Holders of shares of Blair Common Stock whose certificate(s) for such shares are not immediately available, holders who cannot deliver such certificate(s) and all other required documents to the depositary or holders who cannot complete the procedures for book-entry transfer before the expiration date must tender their shares according to the procedure for guaranteed delivery set forth in Section 3 of the Offer to Purchase.

 

The Board of Directors of Blair has approved the tender offer. However, neither Blair nor its Board of Directors nor the dealer manager makes any recommendation to stockholders as to whether to tender or refrain from tendering their shares of Blair Common Stock. Stockholders must make their own decision as to whether to tender their shares of Blair Common Stock and, if so, how many shares to tender.

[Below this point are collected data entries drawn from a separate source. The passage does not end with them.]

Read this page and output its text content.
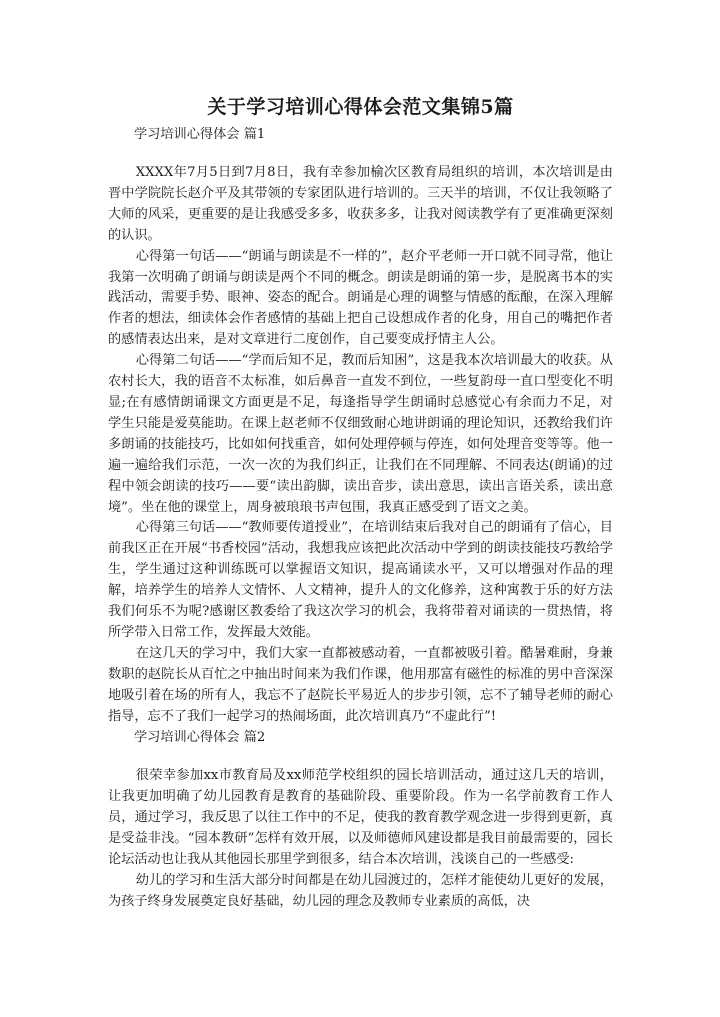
关于学习培训心得体会范文集锦5篇

学习培训心得体会 篇1

XXXX年7月5日到7月8日，我有幸参加榆次区教育局组织的培训，本次培训是由晋中学院院长赵介平及其带领的专家团队进行培训的。三天半的培训，不仅让我领略了大师的风采，更重要的是让我感受多多，收获多多，让我对阅读教学有了更准确更深刻的认识。

心得第一句话——“朗诵与朗读是不一样的”，赵介平老师一开口就不同寻常，他让我第一次明确了朗诵与朗读是两个不同的概念。朗读是朗诵的第一步，是脱离书本的实践活动，需要手势、眼神、姿态的配合。朗诵是心理的调整与情感的酝酿，在深入理解作者的想法，细读体会作者感情的基础上把自己设想成作者的化身，用自己的嘴把作者的感情表达出来，是对文章进行二度创作，自己要变成抒情主人公。

心得第二句话——“学而后知不足，教而后知困”，这是我本次培训最大的收获。从农村长大，我的语音不太标准，如后鼻音一直发不到位，一些复韵母一直口型变化不明显;在有感情朗诵课文方面更是不足，每逢指导学生朗诵时总感觉心有余而力不足，对学生只能是爱莫能助。在课上赵老师不仅细致耐心地讲朗诵的理论知识，还教给我们许多朗诵的技能技巧，比如如何找重音，如何处理停顿与停连，如何处理音变等等。他一遍一遍给我们示范，一次一次的为我们纠正，让我们在不同理解、不同表达(朗诵)的过程中领会朗读的技巧——要“读出韵脚，读出音步，读出意思，读出言语关系，读出意境”。坐在他的课堂上，周身被琅琅书声包围，我真正感受到了语文之美。

心得第三句话——“教师要传道授业”，在培训结束后我对自己的朗诵有了信心，目前我区正在开展“书香校园”活动，我想我应该把此次活动中学到的朗读技能技巧教给学生，学生通过这种训练既可以掌握语文知识，提高诵读水平，又可以增强对作品的理解，培养学生的培养人文情怀、人文精神，提升人的文化修养，这种寓教于乐的好方法我们何乐不为呢?感谢区教委给了我这次学习的机会，我将带着对诵读的一贯热情，将所学带入日常工作，发挥最大效能。

在这几天的学习中，我们大家一直都被感动着，一直都被吸引着。酷暑难耐，身兼数职的赵院长从百忙之中抽出时间来为我们作课，他用那富有磁性的标准的男中音深深地吸引着在场的所有人，我忘不了赵院长平易近人的步步引领，忘不了辅导老师的耐心指导，忘不了我们一起学习的热闹场面，此次培训真乃“不虚此行”!

学习培训心得体会 篇2

很荣幸参加xx市教育局及xx师范学校组织的园长培训活动，通过这几天的培训，让我更加明确了幼儿园教育是教育的基础阶段、重要阶段。作为一名学前教育工作人员，通过学习，我反思了以往工作中的不足，使我的教育教学观念进一步得到更新，真是受益非浅。“园本教研”怎样有效开展，以及师德师风建设都是我目前最需要的，园长论坛活动也让我从其他园长那里学到很多，结合本次培训，浅谈自己的一些感受:

幼儿的学习和生活大部分时间都是在幼儿园渡过的，怎样才能使幼儿更好的发展，为孩子终身发展奠定良好基础，幼儿园的理念及教师专业素质的高低，决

Stockholders should discuss whether to tender all or any portion of their shares with their brokers or other financial and tax advisors.

 

Any inquiries you may have with respect to the tender offer should be addressed to Stephens Inc., the dealer manager of the tender offer, or to Georgeson Shareholder Communications Inc., the information agent of the tender offer, at their respective addresses and telephone numbers set forth on the back cover page of the Offer to Purchase.

 

Additional copies of the enclosed material may be obtained from Georgeson Shareholder Communications Inc., by calling them collect at: (212) 440-9800.

 

Very truly yours,

 

Stephens Inc.

 

Enclosures

 

Nothing contained herein or in the enclosed documents shall make you or any other person an agent of Blair, the dealer manager, the information agent or the depositary or any affiliate of the foregoing, or authorize you or any other person to use any document or make any statement on behalf of any of them in connection with the tender offer other than the documents enclosed herewith and the statements contained therein.